Yes, you read this right.
Citing high unemployment figures within the district, and the need to provide training for workers, Mason called upon the board to restore the 5.5% levy request the board appears ready to cut to 4.5%. The difference, he said, would amount to a tax increase of $1.20 on a home assessed at $100,000, while allowing hundreds more students to receive instruction.
This is the "the time for us to do everything possible to connect workers to job skills training and educational advancement," Mason said, noting that Gateway's summer enrollment is up 64% and unemployment is 10% within Racine County and 16% in the city of Racine.
His full statement is below:
I regret that state budget deliberations will keep me in the Capitol today and that I am unable to participate in person in the public hearing and discussion at Gateway. I appreciate all of those who have taken the time to attend this important Board meeting and commend the Board and members of the Gateway staff and administration for their leadership and dedication to the Racine area’s workforce during these challenging economic times.
As part of the state budget deliberations, we fought hard to maintain funding for the Wisconsin technical college system. Facing an unprecedented budget shortfall and an historic economic crisis, we recognized that the best investment we could make as a state is in our workforce. Ensuring that our technical colleges have the resources they need to train our community’s workers is the surest path to economic recovery and prosperity for Wisconsin. I am pleased that the state budget includes the first increase in general state aid for the technical colleges since 2001. Numerous organizations, including the District Boards Association, WEAC, AFT-WI, the GTC Administration and the WTCS State office, worked diligently and persistently to maintain and slightly increase funding for these vital institutions.

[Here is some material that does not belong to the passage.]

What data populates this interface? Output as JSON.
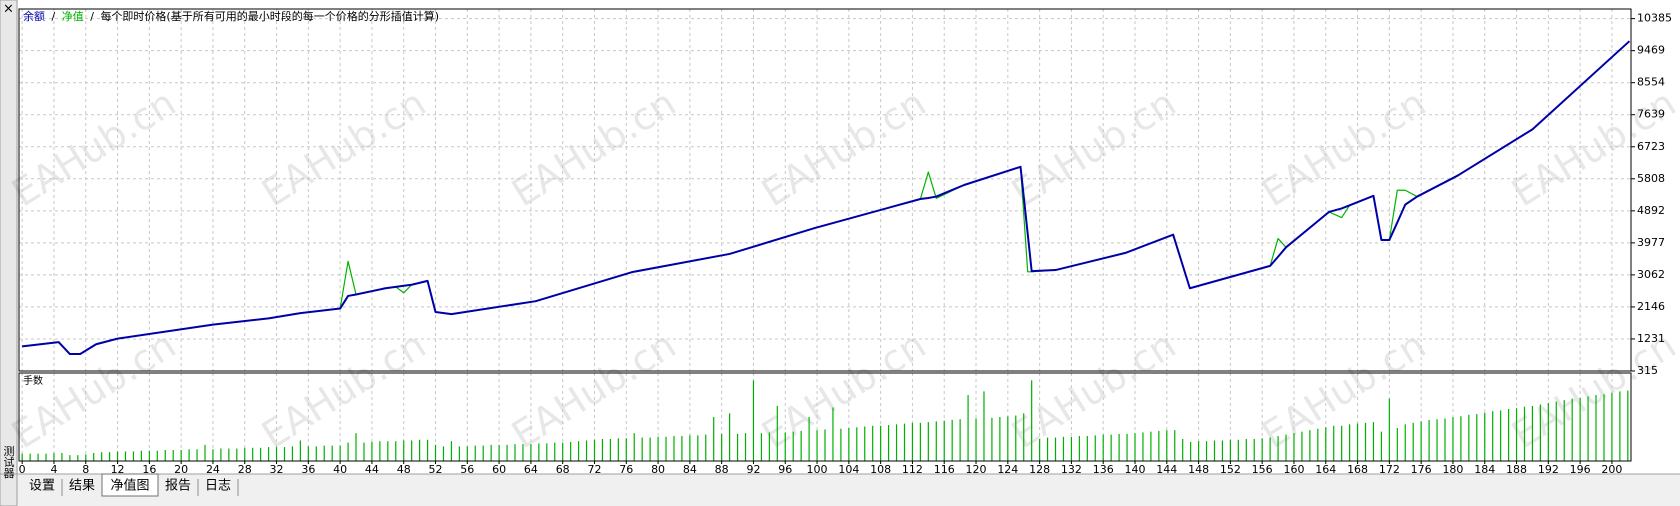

However, our efforts at the state level to maintain and provide a modest increase in technical college system funding were not intended to give those at the local level a pass on their own obligations to meet the needs of unemployed workers seeking training and opportunity. As Racine County’s unemployment rate holds steady at over 10% and the City of Racine experiences one of the highest unemployment rates in the state at 16%, it is the time for us to do everything possible to connect workers to job skills training and educational advancement.
As you know, Gateway is experiencing dramatically increased enrollment. Summer enrollment is already 64 percent ahead of last year’s. To fully serve the workers of Racine, Kenosha and Walworth counties who are out of work and seeking critically-needed skills and training, we must do all we can to open Gateway’s doors to these workers. A small increase in the levy will open Gateway’s doors to hundreds of local workers who will otherwise find waiting lists, overcapacity courses, or a lack of course offerings.
I appreciate and respect the thoughtfulness with which the Gateway Board has demonstrated in determining its tax levy request. While I understand the stated rationale behind the advancement of a 4.5% levy request, I am disappointed that the Board has backed away from its original request of a 5.5% levy request. Increasing the levy by an additional 1%, from 4.5 to 5.5%, would increase the tax on a $100,000 home by just $1.20 per year – a mere 10 cents per month. For the cost of a large cup of coffee at the corner market, Gateway would be able to enroll hundreds more students this year.
The workers in our community have been hard hit by the economic crisis. With this vote to establish Gateway’s levy rate, we have an opportunity to provide a targeted, vitally important investment in these workers and in their – and our – futures. I urge you to reconsider your levy request and take action to support your original request of 5.5%.
Thank you for all that you do to support and train the Racine-area’s workers.